Wenn die Beleuchtung im Schützenheim nicht so angenehm hell gewesen wäre, hätte man sich fast ein wenig fürchten können. Denn die Sportschützen hatten ihren Kleidungsstil konsequent dem Thema des Abends angepasst. Sonst mit ihrer persönlichen Sportausrüstung wie Schießjacken und – hosen und modernen Luftgewehren und –pistolen ausgestattet, fanden sich nun die Schützen im Trachtengewand und mit historischen Zimmerstutzen ein.

Der Grund war die Ausrichtung des traditionellen Wildererschiessens der Schützengesellschaft „Frohsinn“ 1884 Höhenkirchen e.V. in zünftiger Tracht im bayrisch dekorierten Schützenheim.

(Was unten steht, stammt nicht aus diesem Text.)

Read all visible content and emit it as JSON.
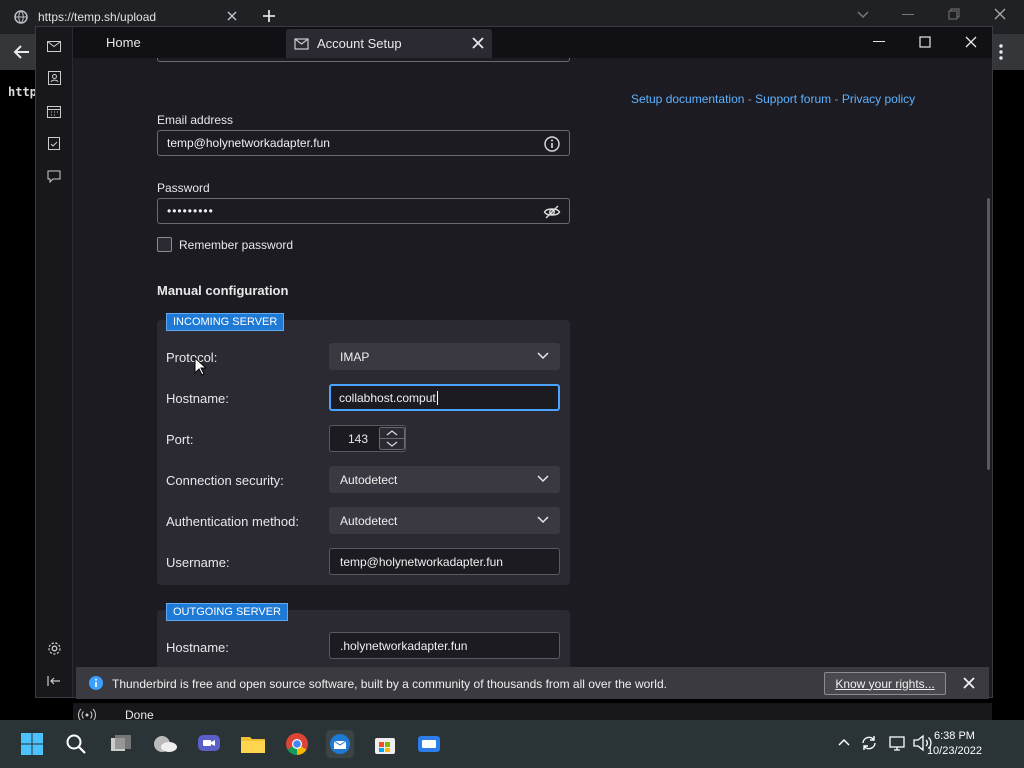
{
  "browser": {
    "tab_title": "https://temp.sh/upload",
    "content_text": "http"
  },
  "thunderbird": {
    "tabs": {
      "home": "Home",
      "account_setup": "Account Setup"
    },
    "links": {
      "setup_docs": "Setup documentation",
      "support": "Support forum",
      "privacy": "Privacy policy",
      "sep": " - "
    },
    "email": {
      "label": "Email address",
      "value": "temp@holynetworkadapter.fun"
    },
    "password": {
      "label": "Password",
      "value": "•••••••••"
    },
    "remember": {
      "label": "Remember password"
    },
    "manual_config": {
      "heading": "Manual configuration"
    },
    "incoming": {
      "badge": "INCOMING SERVER",
      "protocol": {
        "label": "Protocol:",
        "value": "IMAP"
      },
      "hostname": {
        "label": "Hostname:",
        "value": "collabhost.comput"
      },
      "port": {
        "label": "Port:",
        "value": "143"
      },
      "security": {
        "label": "Connection security:",
        "value": "Autodetect"
      },
      "auth": {
        "label": "Authentication method:",
        "value": "Autodetect"
      },
      "username": {
        "label": "Username:",
        "value": "temp@holynetworkadapter.fun"
      }
    },
    "outgoing": {
      "badge": "OUTGOING SERVER",
      "hostname": {
        "label": "Hostname:",
        "value": ".holynetworkadapter.fun"
      }
    },
    "notification": {
      "text": "Thunderbird is free and open source software, built by a community of thousands from all over the world.",
      "button": "Know your rights..."
    },
    "status": {
      "text": "Done"
    }
  },
  "taskbar": {
    "time": "6:38 PM",
    "date": "10/23/2022"
  },
  "colors": {
    "accent": "#1f7ad6",
    "link": "#5eb3ff",
    "focus": "#4aa4ff"
  }
}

Wilderer KnallInsbesondere unser amtierende Schützenkönig und 2. Schützenmeister Burkhard Knall schien direkt aus dem Gehölz gekommen zu sein.
Sein Aufzug behinderte ihn jedoch nicht bei der Kommunikation mit den weiblichen Wilderinnen (Schützen).

 

 

 

 

 

Unter der fachkundigen Anleitung von Sigfried Huber jun. und Klaus Eisenblätter wurde der Sieger mittels 5 Schuß aus vereinseigenen, historischen Zimmerstutzen ausgetragen. Bei der Siegerehrung und Verteilung der 18 hochwertigen Preise vom heimischen Wild bestätigte der 1. Schützenmeister Rudolf Pauli, dass diese traditionelle Veranstaltung auch weiterhin Bestand haben wird.

Wildererkönig SigiSiegfried Huber jun. konnte sich über das beste Blattl freuen. Als Belohnung erhielt er aus der Hand des 1. Schützenmeisters Rudolf Pauli die von Herbert Eidkum gestiftetet Wildererscheibe in Empfang nehmen und sich als erster seinen Preis aussuchen.

 

von links: Herbert Eidkum, Siegfried Huber jun., 1. Schützenmeister Rudolf Pauli,

 

Ganz im Sinne des Themas des Abends feierten die Schützen die gelungene Veranstaltung und stärkten sich bei dem von Ekkehardt Siegmund gekochtem, sehr schmackhaften Wildgulasch mit Spätzle.